Елена говорила страстно и решительно. Прежде я не видел ее в таком состоянии. Она бросилась мне на грудь, чтобы скрыть слезы, а я глянул на сержанта Коха. Тот стоял не шевелясь у дверей экипажа, с непроницаемым и неизменным выражением лица, будто не слышал ничего из того, что сказала моя жена. Признаюсь, я ощутил некоторое раздражение из-за неловкости, которую ощутил по ее вине в присутствии постороннего человека.

– Подождите здесь, сержант! – крикнул я ему. – Я сейчас вернусь.

Кох наклонил голову, едва заметная улыбка слегка искривила его тонкие губы.

Я поспешно провел Елену в дом. Она была напряжена, но сдержанна. Не могу сказать, какой реакции я ожидал от нее. Может быть, гордости? Или радости из-за моего внезапного продвижения по службе? Она не демонстрировала признаков ни того ни другого.

– Король призывает меня к себе, – с важностью произнес я. – Главный мировой судья Кенигсберга предложил меня его величеству. Что, по-твоему, я должен делать?

Елена взглянула на меня с застывшим на лице удивлением, словно она не поняла того, что я ей сказал.

– Я… я не знаю… И сколько же времени тебя не будет? – спросила она наконец.

– Надеюсь, что не очень долго.

– Беги наверх, Лотта! Собери вещи хозяина! – внезапно крикнула Елена, повернувшись к служанке. – Экипаж ждет у дверей. Поторопись! Его не будет несколько дней.

Мы остались в передней одни, и я не знал, что сказать. Мы с Еленой были женаты четыре года, и почти каждая наша ночь была ночью любви. Но кроме того, нас связывала и общая печаль.

– Успокойся! Я же не на войну с французами отправляюсь! – провозгласил я с нервным смешком, принимая ее в свои объятия и целуя в лоб, щеки и губы.

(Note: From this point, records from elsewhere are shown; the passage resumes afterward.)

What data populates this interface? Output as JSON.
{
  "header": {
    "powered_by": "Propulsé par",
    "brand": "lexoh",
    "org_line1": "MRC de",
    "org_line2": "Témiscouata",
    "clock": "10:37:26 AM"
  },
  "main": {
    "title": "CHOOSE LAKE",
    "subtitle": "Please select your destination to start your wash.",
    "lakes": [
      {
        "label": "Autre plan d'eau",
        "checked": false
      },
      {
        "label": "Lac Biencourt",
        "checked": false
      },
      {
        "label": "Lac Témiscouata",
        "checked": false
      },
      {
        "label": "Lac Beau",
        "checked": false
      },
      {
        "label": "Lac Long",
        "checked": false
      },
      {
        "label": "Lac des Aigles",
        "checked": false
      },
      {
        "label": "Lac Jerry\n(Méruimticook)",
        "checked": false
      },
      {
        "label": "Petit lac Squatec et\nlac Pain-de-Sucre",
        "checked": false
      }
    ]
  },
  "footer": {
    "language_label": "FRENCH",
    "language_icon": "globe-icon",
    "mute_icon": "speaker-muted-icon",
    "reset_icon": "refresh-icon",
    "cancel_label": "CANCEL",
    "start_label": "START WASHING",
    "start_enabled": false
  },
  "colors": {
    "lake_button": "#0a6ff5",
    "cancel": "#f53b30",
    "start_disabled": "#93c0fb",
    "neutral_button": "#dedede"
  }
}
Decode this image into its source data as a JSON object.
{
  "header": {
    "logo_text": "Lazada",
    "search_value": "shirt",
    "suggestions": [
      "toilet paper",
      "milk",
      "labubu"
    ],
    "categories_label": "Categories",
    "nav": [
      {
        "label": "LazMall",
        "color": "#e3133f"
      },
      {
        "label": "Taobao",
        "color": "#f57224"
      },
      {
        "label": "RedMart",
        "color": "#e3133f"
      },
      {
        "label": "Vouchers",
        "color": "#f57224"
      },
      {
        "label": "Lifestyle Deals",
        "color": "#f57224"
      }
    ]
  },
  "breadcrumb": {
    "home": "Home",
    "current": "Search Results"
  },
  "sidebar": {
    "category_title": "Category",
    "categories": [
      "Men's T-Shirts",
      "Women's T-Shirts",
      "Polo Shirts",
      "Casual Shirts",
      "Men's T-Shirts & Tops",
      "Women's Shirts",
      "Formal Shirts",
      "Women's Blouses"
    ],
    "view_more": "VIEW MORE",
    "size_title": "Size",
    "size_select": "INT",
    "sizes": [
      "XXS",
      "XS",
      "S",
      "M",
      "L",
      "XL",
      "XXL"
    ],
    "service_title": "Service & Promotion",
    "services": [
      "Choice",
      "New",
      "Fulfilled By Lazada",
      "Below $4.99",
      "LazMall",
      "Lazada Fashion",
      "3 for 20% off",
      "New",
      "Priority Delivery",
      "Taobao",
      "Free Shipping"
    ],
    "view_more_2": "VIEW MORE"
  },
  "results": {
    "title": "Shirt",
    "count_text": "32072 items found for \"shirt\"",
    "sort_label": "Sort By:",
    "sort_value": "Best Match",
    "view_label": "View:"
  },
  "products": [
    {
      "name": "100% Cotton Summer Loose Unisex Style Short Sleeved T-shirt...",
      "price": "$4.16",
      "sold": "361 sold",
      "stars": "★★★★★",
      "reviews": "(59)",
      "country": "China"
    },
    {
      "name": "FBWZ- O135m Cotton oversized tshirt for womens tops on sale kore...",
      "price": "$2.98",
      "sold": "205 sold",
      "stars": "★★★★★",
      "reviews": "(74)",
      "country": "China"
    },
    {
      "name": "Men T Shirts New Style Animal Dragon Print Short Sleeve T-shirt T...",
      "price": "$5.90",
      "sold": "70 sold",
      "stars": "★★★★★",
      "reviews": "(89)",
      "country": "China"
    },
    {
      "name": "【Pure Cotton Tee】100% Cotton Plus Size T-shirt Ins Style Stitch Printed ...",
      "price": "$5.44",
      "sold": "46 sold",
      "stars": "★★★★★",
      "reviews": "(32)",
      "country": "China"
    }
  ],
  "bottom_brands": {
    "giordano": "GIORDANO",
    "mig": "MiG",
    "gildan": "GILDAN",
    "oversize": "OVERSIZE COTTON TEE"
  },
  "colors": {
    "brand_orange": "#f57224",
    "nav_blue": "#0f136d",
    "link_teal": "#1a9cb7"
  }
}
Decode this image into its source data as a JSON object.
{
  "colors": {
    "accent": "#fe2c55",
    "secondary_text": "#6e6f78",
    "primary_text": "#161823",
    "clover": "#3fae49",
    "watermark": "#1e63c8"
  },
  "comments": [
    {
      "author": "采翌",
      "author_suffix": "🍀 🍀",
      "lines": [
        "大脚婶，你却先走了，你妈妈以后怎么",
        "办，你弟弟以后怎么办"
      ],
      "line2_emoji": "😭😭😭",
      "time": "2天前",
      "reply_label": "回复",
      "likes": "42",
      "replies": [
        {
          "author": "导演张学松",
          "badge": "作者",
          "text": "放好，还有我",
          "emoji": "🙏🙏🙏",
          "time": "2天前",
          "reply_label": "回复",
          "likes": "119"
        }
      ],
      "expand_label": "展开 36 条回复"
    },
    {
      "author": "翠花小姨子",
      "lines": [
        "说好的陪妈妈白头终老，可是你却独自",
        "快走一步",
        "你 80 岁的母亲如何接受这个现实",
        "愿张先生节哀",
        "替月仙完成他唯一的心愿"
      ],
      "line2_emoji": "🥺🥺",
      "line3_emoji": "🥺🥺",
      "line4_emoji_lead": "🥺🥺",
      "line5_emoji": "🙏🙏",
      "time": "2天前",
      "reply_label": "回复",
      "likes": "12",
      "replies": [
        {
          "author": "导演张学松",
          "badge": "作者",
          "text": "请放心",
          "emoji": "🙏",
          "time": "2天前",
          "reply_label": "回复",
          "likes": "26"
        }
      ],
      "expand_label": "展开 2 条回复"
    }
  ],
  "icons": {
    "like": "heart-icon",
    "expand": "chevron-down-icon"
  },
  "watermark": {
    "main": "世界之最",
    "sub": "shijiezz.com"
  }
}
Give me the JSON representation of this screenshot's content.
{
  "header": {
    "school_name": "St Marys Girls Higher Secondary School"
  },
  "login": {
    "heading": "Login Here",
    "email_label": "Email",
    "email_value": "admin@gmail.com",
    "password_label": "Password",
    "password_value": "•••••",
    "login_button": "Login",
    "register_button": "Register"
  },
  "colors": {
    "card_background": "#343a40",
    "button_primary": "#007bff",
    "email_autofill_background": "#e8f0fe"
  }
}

Появление Лотты прервало это краткое мгновение близости.

– Я буду писать тебе каждый день, любовь моя, и рассказывать о своих занятиях. По прибытии в Кенигсберг я сразу же пошлю тебе известие, – заверил я ее, попытавшись преувеличенным оптимизмом смягчить мрачный настрой расставания. – Поцелуй за меня Манни и Зюси.

Когда я взял у Лотты дорожный саквояж, Елена вновь бросилась мне на шею со столь сильным и страстным излиянием чувств, какого мне прежде не доводилось видеть. Я подумал, что виной тому наши малютки: Иммануил, которому не исполнилось еще и года, и двухлетняя Сюзанна.

– Прости, я так за тебя беспокоюсь, Ханно, – проворковала Елена, прижавшись ко мне; ее голос едва доносился из складок моего шерстяного камзола. – Чего они хотят от тебя?

Не имея возможности ответить на ее вопрос и не желая предаваться излишним догадкам, я высвободился из ее объятий, оправил одежду, перебросил сумку через плечо и, наклонив голову и прикрыв лицо от ветра и снега, быстрым шагом проследовал по тропинке к ожидавшему меня экипажу и сержанту Коху. Я вскочил в карету, мучимый тяжелыми мыслями и дурными предчувствиями.

Экипаж медленно тронулся, колеса заскрипели по плотному снежному ковру. Я оглянулся и долго провожал взглядом дорогую мне стройную фигурку в светлом платье, пока ее полностью не поглотила белая пелена метели.

И мои мысли вновь вернулись к вопросу, который так сильно обеспокоил Елену. Почему король избрал именно меня?